We need not concern ourselves here with any attempt to determine admissibility as an original prop- osition, for it is enough if the law officer’s ruling is supported by substantial evidence. As we said in United States v Webb, 1 USCMA 219, 222, 2 CMR 125:

. . To fulfill our appellate responsibility, it is certainly incumbent on us to review the circumstances surrounding the making of the allegedly involuntary statement. However, where there is conflict in the evidence as to whether imputed improper acts actually occurred, or where conceded facts reasonably permit varying inferences, the law member or law officer — that is, the ‘judge’ of the court-martial — is not only better equipped for the purpose, but labors under a legal duty to weigh the evidence and to determine whether the confession is, in fact, admissible. Indeed, we must accept his resolution of the question of admissibility when it is supported by substantial evidence, regardless of whether we as individual lawyers might resolve the controverted question otherwise or draw other inferences from the facts.”

Accordingly, if there is substantial evidence from which the law officer could fairly conclude that no duty to warn arose, we are not free to overturn his ruling, for no question of duress or coercion is raised by the evidence.

At the time when accused chose to unburden his conscience, Lieutenant Brzezinski was conducting a routine audit of accused’s postal account. This the *522Lieutenant was required by regulations to do monthly, without warning, and on no set date. His function was to ascertain whether duties in connection with postal affairs were properly performed and not to investigate offenses. By the same token, the accused had a positive duty to' account for the Government funds committed to his care, and to submit to audits by military authorities. Lieutenant Brzezinski was not acting on the basis of a “tip” or rumor of any sort, and he had not been given cause to believe that the accused’s accounts might not be in order. The accused had been a postal clerk for some time, and there is nothing to indicate that he had ever previously defaulted in the performance of his duties. In short, there is nothing to suggest that this audit did not occur except as a matter of routine. Hence, it is clear that the auditor had no cause to warn the accused of anything when he began his count.

That brings us to the question of whether the accused was “a person suspected of an offense” at the time when the Lieutenant asked the question which elicited the pretrial confession. We think not — at least, not as a matter of law. Certainly it seems apparent that Brzezinski himself did not suspect that an offense had been committed when he asked to be shown the rest of the fund. He so testified, and his testimony further indicates that he was surprised and stunned by the nature of accused’s disclosure. There is no evidence to rebut the Lieutenant’s explanation, and we cannot say that he displayed such a degree of naivete or artlessness that the law officer was bound to regard it as unreasonable.

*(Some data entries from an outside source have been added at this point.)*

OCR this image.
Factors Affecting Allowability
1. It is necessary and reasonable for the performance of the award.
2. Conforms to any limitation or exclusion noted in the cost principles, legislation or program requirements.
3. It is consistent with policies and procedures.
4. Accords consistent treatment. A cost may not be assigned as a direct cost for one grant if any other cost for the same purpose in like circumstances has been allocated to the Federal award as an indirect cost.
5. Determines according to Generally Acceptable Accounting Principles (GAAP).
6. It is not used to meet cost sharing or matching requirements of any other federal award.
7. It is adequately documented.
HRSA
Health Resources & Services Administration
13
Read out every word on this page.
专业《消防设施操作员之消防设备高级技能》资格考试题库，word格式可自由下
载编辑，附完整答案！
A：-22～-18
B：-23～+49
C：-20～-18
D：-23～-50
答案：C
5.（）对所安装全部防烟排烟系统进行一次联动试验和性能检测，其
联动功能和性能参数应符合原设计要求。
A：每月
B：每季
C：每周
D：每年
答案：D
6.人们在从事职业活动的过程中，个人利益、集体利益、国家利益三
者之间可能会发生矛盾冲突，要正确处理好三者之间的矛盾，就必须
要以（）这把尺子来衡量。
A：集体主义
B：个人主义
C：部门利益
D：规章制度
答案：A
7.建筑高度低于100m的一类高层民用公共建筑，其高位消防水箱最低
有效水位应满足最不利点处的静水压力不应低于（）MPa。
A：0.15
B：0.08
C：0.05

Perhaps a very suspicious person in the Lieutenant’s position might have suspected the accused immediately, but we cannot quarrel with the law officer’s apparent decision that a fair mind would not be obliged to suspect the accused at the time when the auditor asked for a further accounting. The missing funds might have been represented by a stamp requisition which was then in transit, paid money orders might have been as yet uncounted, overlooked, or misplaced, or perhaps a mere error in either the count or necessary calculations had occurred. There were at least several innocent explanations of the location of the missing money, and Brzezinski undoubtedly intended his inquiry to elicit an answer which did not evidence wrongdoing on the part of the accused. While it is argued that the Lieutenant was required to interrupt the accused before his tale was completed, we cannot agree. The accused’s explanation included both exculpatory and inculpatory statements, and we cannot demand a degree of perception such that the listener must assess the nature of the statement before its completion.

The decision of the board of review must be, and is, affirmed.

Chief Judge Quinn and Judge FeR-guson concur.